Il primo sostiene che il reato di partecipazione ad associazione di tipo mafioso si consuma nel momento in cui un soggetto entra a far parte dell’organizzazione criminale, senza che sia necessario il compimento, da parte dello stesso, di specifici atti esecutivi della condotta illecita programmata, poiché, trattandosi di reato di pericolo presunto, per integrare l’offesa all’ordine pubblico è sufficiente la dichiarata adesione al sodalizio, con la c.d. “messa a disposizione”, che è di per sé idonea a rafforzare il proposito criminoso degli altri associati e ad accrescere le potenzialità operative e la capacità di intimidazione e di infiltrazione del sodalizio nel tessuto sociale. Da qui la conclusione che è sufficiente, per integrare gli estremi del reato, anche la mera affiliazione del ricorrente ad una delle mafie storiche (Cass., sez. V, 3 giugno 2019, n. 27672, Cass. pen., 2020, p. 3222, con osservazioni di Candore). Sulla medesima linea interpretativa, si colloca anche la decisione secondo la quale non è necessario che il membro del sodalizio si renda protagonista di specifici atti esecutivi del programma criminoso ovvero di altre condotte idonee a rafforzarne la struttura operativa, essendo sufficiente che lo stesso assuma o gli venga riconosciuto il ruolo di componente del gruppo criminale (Cass., sez. II, 13 marzo 2019, n. 18559, in C.E.D. Cass., n. 276122).

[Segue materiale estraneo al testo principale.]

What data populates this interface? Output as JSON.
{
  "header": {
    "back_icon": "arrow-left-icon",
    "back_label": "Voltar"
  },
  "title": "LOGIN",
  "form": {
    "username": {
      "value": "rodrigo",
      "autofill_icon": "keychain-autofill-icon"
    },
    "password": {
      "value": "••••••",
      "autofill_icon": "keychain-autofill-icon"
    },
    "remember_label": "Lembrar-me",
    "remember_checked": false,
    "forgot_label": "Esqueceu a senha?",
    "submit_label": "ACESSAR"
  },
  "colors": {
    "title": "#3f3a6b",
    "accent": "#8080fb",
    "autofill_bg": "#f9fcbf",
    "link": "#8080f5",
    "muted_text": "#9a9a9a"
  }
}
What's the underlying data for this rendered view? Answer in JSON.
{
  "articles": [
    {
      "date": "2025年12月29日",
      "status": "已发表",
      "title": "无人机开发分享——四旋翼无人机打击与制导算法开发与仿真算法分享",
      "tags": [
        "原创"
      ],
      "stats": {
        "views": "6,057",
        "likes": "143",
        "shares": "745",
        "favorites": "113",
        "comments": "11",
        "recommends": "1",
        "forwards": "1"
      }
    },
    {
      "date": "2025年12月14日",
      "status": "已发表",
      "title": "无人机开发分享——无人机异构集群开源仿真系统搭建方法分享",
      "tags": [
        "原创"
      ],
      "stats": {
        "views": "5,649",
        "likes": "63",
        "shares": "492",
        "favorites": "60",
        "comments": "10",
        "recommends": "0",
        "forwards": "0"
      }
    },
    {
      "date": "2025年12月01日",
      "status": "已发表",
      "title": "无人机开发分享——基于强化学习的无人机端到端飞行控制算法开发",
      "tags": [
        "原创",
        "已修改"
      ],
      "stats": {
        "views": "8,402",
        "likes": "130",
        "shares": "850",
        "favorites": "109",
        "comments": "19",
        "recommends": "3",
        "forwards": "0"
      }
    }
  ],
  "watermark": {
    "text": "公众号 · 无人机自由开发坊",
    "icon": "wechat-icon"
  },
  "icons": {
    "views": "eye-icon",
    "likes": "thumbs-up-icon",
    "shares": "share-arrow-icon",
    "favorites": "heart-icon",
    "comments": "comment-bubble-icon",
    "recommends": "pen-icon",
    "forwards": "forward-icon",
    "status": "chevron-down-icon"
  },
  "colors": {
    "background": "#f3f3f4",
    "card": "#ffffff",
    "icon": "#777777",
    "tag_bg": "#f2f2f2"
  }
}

Il secondo afferma, invece, che ai fini dell’integrazione della condotta di partecipazione all’associazione di tipo mafioso, l’affiliazione rituale può non essere sufficiente laddove alla stessa non si correlino ulteriori concreti indicatori fattuali rivelatori dello stabile inserimento del soggetto nel sodalizio con un ruolo attivo (Cass., sez. I, 17 giugno 2016, n. 55359, cit.).  Sostanzialmente conforme è la decisione di Cass., sez. V, 17 ottobre 2016, n. 4864, in C.E.D. Cass., n. 269040, secondo la quale l’investitura formale o la commissione di reati-fine funzionali agli interessi dalla stessa perseguiti non sono essenziali, in quanto rileva la stabile ed organica compenetrazione del soggetto rispetto al tessuto organizzativo del sodalizio, da valutarsi alla stregua di una lettura non atomistica, ma unitaria, degli elementi rivelatori di un suo ruolo dinamico all’interno dello stesso.

L’udienza è fissata per il 27 maggio 2021 e il relatore designato è il Consigliere Pellegrino.